The [`run_seq2seq_qa.py`](https://github.com/huggingface/transformers/blob/main/examples/pytorch/question-answering/run_seq2seq_qa.py) script is meant for encoder-decoder (also called seq2seq) Transformer models, such as T5 or BART. These
models are generative, rather than discriminative. This means that they learn to generate the correct answer, rather than predicting the start and end position of the tokens of the answer.

This example code fine-tunes T5 on the SQuAD2.0 dataset.

```bash
python run_seq2seq_qa.py \
  --model_name_or_path t5-small \
  --dataset_name squad_v2 \
  --context_column context \
  --question_column question \
  --answer_column answers \
  --do_train \
  --do_eval \
  --per_device_train_batch_size 12 \
  --learning_rate 3e-5 \
  --num_train_epochs 2 \
  --max_seq_length 384 \
  --doc_stride 128 \
  --output_dir /tmp/debug_seq2seq_squad/
```

## Accelerate-based scripts

Based on the scripts `run_qa_no_trainer.py` and `run_qa_beam_search_no_trainer.py`.

Like `run_qa.py` and `run_qa_beam_search.py`, these scripts allow you to fine-tune any of the models supported on a
SQuAD or a similar dataset, the main difference is that this script exposes the bare training loop, to allow you to quickly experiment and add any customization you would like. It offers less options than the script with `Trainer` (for instance you can easily change the options for the optimizer or the dataloaders directly in the script), but still run in a distributed setup, on TPU and supports mixed precision by leveraging the [🤗 `Accelerate`](https://github.com/huggingface/accelerate) library. 

You can use the script normally after installing it:

```bash
pip install git+https://github.com/huggingface/accelerate
```

then

```bash
python run_qa_no_trainer.py \
  --model_name_or_path bert-base-uncased \
  --dataset_name squad \
  --max_seq_length 384 \
  --doc_stride 128 \
  --output_dir ~/tmp/debug_squad
```

You can then use your usual launchers to run in it in a distributed environment, but the easiest way is to run

```bash
accelerate config
```

and reply to the questions asked.
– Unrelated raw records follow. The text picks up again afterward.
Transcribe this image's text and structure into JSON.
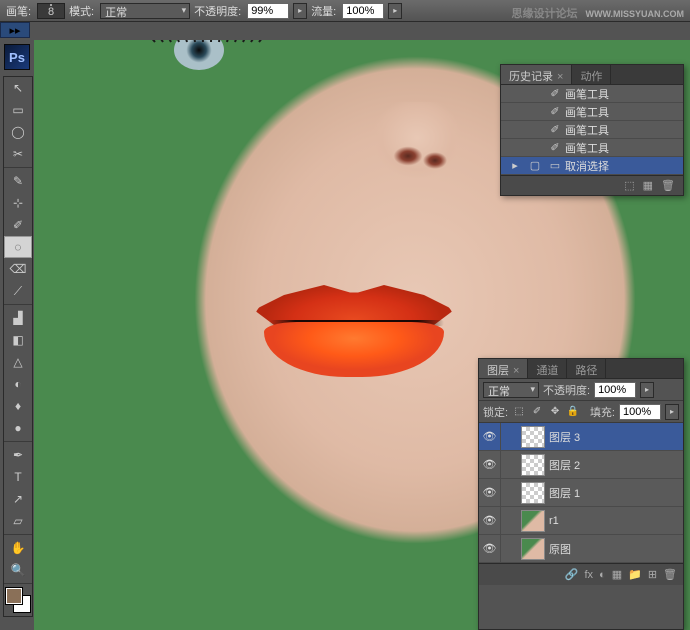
{
  "topbar": {
    "brush_label": "画笔:",
    "brush_size": "8",
    "mode_label": "模式:",
    "mode_value": "正常",
    "opacity_label": "不透明度:",
    "opacity_value": "99%",
    "flow_label": "流量:",
    "flow_value": "100%"
  },
  "watermark": {
    "main": "思缘设计论坛",
    "sub": "WWW.MISSYUAN.COM"
  },
  "ps_logo": "Ps",
  "tools": [
    "↖",
    "▭",
    "◯",
    "✂",
    "✎",
    "⊹",
    "✐",
    "◌",
    "⌫",
    "⟋",
    "▟",
    "◧",
    "△",
    "◐",
    "♦",
    "●",
    "✒",
    "T",
    "↗",
    "▱",
    "✋",
    "🔍"
  ],
  "selected_tool_index": 7,
  "swatch": {
    "fg": "#8a7058",
    "bg": "#ffffff"
  },
  "history": {
    "tabs": [
      "历史记录",
      "动作"
    ],
    "rows": [
      {
        "icon": "brush",
        "label": "画笔工具"
      },
      {
        "icon": "brush",
        "label": "画笔工具"
      },
      {
        "icon": "brush",
        "label": "画笔工具"
      },
      {
        "icon": "brush",
        "label": "画笔工具"
      },
      {
        "icon": "deselect",
        "label": "取消选择",
        "selected": true
      }
    ],
    "footer_icons": [
      "⬚",
      "▦",
      "🗑"
    ]
  },
  "layers": {
    "tabs": [
      "图层",
      "通道",
      "路径"
    ],
    "blend_mode": "正常",
    "opacity_label": "不透明度:",
    "opacity_value": "100%",
    "lock_label": "锁定:",
    "fill_label": "填充:",
    "fill_value": "100%",
    "rows": [
      {
        "name": "图层 3",
        "thumb": "checker",
        "selected": true
      },
      {
        "name": "图层 2",
        "thumb": "checker"
      },
      {
        "name": "图层 1",
        "thumb": "checker"
      },
      {
        "name": "r1",
        "thumb": "img"
      },
      {
        "name": "原图",
        "thumb": "img"
      }
    ],
    "footer_icons": [
      "🔗",
      "fx",
      "◐",
      "▦",
      "📁",
      "⊞",
      "🗑"
    ]
  }
}
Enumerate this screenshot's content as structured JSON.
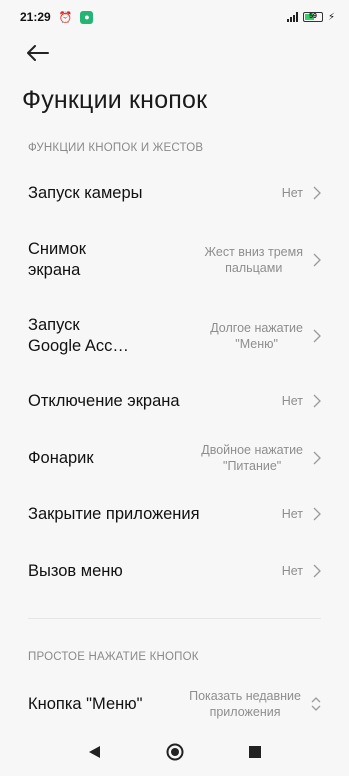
{
  "status_bar": {
    "time": "21:29",
    "alarm_icon": "alarm-clock-icon",
    "notification_icon": "app-notification-icon",
    "battery_level": "59",
    "accent": "#3ecb6a"
  },
  "header": {
    "title": "Функции кнопок"
  },
  "sections": [
    {
      "header": "ФУНКЦИИ КНОПОК И ЖЕСТОВ",
      "items": [
        {
          "label": "Запуск камеры",
          "value": "Нет"
        },
        {
          "label": "Снимок\nэкрана",
          "value": "Жест вниз тремя\nпальцами"
        },
        {
          "label": "Запуск\nGoogle Acc…",
          "value": "Долгое нажатие\n\"Меню\""
        },
        {
          "label": "Отключение экрана",
          "value": "Нет"
        },
        {
          "label": "Фонарик",
          "value": "Двойное нажатие\n\"Питание\""
        },
        {
          "label": "Закрытие приложения",
          "value": "Нет"
        },
        {
          "label": "Вызов меню",
          "value": "Нет"
        }
      ]
    },
    {
      "header": "ПРОСТОЕ НАЖАТИЕ КНОПОК",
      "items": [
        {
          "label": "Кнопка \"Меню\"",
          "value": "Показать недавние\nприложения"
        }
      ]
    }
  ],
  "navbar": {
    "back_icon": "triangle-back-icon",
    "home_icon": "circle-home-icon",
    "recents_icon": "square-recents-icon"
  }
}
Then

```bash
accelerate test
```

that will check everything is ready for training. Finally, you can launch training with

```bash
accelerate launch run_qa_no_trainer.py \
  --model_name_or_path bert-base-uncased \
  --dataset_name squad \
  --max_seq_length 384 \
  --doc_stride 128 \
  --output_dir ~/tmp/debug_squad
```

This command is the same and will work for:

- a CPU-only setup
- a setup with one GPU
- a distributed training with several GPUs (single or multi node)
- a training on TPUs

Note that this library is in alpha release so your feedback is more than welcome if you encounter any problem using it.